The lawsuit also asks for a jury trial and includes the following requests for “relief”:

  • Permanently block Leach, Scicchitano, Vets First Choice (identified as “Direct Vet Marketing Inc.” in the lawsuit) “and all parties in active concert or participation with them from using or disclosing any of IDEXX’s confidential and/or proprietary information.”
  • Block Leach and Scicchitano from “employment or activity competitive with IDEXX on Vets First Choice’s behalf.”
  • Order the return of all IDEXX originals and copies of files that contain confidential and proprietary information.
  • Award monetary and punitive damages, require payment of IDEXX’s legal fees and “award IDEXX such further relief as the court seems necessary and just.”

'Tough competition'

Mainebiz spoke with a representative of Vets First Choice this morning seeking comment and was told the request would be relayed to CEO Benjamin Shaw and/or the company’s attorney.

No return call had been made when this story first went online.

The Bangor Daily News, which broke the story Monday afternoon, reported that Vets First Choice and the other two defendants had not answered the complaint as of Monday afternoon. 

An IDEXX spokesman told the BDN in an email, “We safeguard our valuable intellectual property, and take action when we have strong reason to suspect it has or will be misused.
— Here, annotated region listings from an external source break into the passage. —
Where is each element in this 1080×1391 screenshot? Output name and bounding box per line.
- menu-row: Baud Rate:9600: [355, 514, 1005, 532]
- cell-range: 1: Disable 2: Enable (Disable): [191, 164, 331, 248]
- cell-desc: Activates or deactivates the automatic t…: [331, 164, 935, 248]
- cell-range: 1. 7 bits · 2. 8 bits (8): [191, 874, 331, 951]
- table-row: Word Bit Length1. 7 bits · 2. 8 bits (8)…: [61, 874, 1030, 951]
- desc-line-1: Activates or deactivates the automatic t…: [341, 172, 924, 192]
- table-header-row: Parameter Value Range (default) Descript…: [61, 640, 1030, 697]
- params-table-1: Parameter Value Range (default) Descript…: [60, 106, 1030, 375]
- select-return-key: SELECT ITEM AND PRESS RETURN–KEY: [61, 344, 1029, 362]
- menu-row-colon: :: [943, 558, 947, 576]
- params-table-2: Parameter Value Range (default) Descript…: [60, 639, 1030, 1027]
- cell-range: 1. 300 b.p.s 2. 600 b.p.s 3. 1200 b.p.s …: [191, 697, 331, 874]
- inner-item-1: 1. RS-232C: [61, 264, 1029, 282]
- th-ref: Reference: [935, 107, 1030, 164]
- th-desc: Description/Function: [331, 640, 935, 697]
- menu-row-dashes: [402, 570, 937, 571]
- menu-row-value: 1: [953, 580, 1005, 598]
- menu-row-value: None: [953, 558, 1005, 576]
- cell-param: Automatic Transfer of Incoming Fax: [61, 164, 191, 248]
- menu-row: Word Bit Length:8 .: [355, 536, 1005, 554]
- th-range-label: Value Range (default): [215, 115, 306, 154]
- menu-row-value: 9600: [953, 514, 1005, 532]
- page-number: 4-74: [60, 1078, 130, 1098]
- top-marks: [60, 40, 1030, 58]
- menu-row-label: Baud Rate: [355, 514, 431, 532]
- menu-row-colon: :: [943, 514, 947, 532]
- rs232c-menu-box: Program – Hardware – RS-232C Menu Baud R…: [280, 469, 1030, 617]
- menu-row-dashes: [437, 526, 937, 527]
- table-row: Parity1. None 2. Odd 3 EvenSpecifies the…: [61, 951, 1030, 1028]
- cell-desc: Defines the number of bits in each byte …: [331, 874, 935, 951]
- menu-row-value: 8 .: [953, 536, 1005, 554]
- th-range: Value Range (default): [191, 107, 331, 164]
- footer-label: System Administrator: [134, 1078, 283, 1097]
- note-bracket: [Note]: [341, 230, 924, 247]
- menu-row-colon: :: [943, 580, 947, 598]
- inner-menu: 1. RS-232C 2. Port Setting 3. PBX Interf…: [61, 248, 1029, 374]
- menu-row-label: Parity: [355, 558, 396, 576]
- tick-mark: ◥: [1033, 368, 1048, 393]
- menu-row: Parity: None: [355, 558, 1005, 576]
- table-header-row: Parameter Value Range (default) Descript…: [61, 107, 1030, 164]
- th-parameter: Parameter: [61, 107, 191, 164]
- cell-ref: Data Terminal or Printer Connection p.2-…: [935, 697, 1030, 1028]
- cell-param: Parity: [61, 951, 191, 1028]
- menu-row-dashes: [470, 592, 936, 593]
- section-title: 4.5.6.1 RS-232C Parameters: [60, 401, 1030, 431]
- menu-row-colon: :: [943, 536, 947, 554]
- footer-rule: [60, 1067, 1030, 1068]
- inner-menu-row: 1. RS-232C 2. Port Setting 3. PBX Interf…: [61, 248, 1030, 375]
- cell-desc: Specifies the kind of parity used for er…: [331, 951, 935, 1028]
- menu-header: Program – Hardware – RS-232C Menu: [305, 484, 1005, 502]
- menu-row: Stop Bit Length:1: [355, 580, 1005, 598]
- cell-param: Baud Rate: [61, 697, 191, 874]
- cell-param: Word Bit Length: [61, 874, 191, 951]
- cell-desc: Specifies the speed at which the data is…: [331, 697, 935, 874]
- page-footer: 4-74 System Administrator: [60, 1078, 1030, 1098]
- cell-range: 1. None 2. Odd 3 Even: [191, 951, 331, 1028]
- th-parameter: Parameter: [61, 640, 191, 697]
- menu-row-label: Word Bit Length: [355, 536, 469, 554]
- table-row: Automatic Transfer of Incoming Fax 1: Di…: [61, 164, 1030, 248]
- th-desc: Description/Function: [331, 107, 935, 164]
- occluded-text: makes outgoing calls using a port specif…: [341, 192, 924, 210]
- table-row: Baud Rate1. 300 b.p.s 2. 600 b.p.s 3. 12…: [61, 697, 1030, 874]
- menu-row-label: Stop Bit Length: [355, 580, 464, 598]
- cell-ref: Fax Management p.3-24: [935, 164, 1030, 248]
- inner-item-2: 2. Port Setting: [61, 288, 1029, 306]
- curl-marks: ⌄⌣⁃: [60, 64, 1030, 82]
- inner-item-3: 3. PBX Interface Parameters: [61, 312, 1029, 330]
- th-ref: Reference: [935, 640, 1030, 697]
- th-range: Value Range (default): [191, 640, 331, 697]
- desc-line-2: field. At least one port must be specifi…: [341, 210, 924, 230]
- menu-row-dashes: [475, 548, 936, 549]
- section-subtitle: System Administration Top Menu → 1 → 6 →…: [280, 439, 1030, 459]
We look forward to resolving this matter.”

An Aug. 1 report in the online digital newspaper Fairfield Current cited a recent Zacks Investment Research analysis of IDEXX that highlights the competitive challenge it faces from Vets First Choice as a result of the pending merger with Henry Schein Inc.’s spinoff animal health business.

The newspaper reported Zacks’ conclusion that “over the past three months, IDEXX has been outperforming its industry” but noted the investment research company’s caveat: “On the flip side, the news of Henry Schein’s decision to spin out its animal health business raises concern. This wing will merge with IDEXX’ peer Vet First Choice giving the company a tough competition.”